In previous centuries any marriage counseling had as its primary purpose the helping of wives to make the best of difficult situations in male-dominated “partnerships”; or possibly, in some cases, inducing husbands to be a little more understanding, sympathetic and tolerant to their wives and children. In such autocratic marriages wives were largely forced to make the best of whatever kind of marital situation they were drawn into, and marriage counseling was largely concerned with giving direct advice-or even using coercion. This attitude to marriage counseling still exists in some quarters.

But the steep rise in the divorce rate, and the large but unassessable separation rate over the last half century, suggest that these traditional methods of counseling are not sufficiently effective in the face of the strains of modern marriage. And this is amply confirmed by the experience of workers in many special fields of social service who come into direct or indirect contact with marital and family conflict. This has sometimes led to the belief that the situation is not open to remedy, that the relationship between husband and wife is too private and too personal to be accessible to any community welfare project.
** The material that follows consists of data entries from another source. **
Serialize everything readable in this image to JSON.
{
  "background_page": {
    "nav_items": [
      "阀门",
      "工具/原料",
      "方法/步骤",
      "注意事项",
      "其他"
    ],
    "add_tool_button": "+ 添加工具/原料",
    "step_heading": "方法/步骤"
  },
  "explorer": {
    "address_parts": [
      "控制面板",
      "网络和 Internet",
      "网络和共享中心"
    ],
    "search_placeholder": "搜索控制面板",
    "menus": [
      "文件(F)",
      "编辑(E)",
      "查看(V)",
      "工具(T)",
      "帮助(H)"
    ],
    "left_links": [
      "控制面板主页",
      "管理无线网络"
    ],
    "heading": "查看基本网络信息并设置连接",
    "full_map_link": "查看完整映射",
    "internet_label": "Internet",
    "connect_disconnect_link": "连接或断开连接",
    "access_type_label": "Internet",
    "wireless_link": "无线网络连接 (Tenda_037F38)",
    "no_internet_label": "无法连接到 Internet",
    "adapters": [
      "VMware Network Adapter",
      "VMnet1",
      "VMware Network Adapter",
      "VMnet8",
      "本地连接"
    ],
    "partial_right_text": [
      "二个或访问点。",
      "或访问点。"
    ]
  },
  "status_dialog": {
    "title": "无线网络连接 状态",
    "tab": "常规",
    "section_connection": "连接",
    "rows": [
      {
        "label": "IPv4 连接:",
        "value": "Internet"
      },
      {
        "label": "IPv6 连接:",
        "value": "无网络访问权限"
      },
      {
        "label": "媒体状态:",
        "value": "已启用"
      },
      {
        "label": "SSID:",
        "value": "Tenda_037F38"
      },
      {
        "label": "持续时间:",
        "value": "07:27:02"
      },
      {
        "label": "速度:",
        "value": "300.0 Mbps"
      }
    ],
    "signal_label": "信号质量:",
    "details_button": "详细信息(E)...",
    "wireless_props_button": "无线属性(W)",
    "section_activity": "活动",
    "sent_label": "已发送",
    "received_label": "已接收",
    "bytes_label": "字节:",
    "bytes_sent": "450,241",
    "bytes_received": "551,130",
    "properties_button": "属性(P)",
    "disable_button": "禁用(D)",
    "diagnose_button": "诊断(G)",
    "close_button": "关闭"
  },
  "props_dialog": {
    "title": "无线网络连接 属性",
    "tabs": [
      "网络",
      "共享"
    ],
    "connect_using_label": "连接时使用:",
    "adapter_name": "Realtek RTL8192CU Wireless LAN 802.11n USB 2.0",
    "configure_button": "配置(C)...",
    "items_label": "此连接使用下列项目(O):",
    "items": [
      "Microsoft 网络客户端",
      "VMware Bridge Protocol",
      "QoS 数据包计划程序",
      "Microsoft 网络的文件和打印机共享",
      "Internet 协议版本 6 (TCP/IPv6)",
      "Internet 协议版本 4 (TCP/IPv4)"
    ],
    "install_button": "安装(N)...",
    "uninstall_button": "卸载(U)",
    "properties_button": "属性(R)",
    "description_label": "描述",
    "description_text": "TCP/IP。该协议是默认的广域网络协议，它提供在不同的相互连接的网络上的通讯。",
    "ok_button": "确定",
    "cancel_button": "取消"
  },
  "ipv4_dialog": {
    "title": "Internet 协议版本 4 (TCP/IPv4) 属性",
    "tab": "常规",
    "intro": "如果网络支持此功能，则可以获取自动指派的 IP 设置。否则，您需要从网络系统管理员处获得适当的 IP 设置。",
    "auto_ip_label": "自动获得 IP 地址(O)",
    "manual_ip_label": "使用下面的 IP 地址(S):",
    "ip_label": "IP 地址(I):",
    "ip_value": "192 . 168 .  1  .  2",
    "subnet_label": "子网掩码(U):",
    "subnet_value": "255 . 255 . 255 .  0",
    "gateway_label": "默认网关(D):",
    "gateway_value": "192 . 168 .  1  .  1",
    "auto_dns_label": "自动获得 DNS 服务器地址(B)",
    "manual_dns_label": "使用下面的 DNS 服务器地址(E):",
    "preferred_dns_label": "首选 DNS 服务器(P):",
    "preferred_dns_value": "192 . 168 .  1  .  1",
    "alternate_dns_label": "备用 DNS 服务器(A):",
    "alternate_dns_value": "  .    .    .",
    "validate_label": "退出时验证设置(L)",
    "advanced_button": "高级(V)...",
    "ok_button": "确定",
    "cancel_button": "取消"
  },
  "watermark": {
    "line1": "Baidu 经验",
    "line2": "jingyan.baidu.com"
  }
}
In recent years, however-beginning in America in 1929, in Great Britain in 1938, and in Australia in 1947—there has been a gradual emergence and development of a new and much more rational approach to the whole project of helping people in serious marital and family conflict. This newer approach has been and is still being based on the practical experience of people of varying professional backgrounds, and it is being continually tested by trial and error experience rather than by theoretical ideas. It has borrowed from many basic disciplines, such as psychology, religion, medicine, sociology, education, psychiatry, and anthropology, and has been helped greatly by the technical resource of the tape recorder (in research institutes), through which interviews can be preserved with many of their emotional overtones, and from which many lessons can be learned.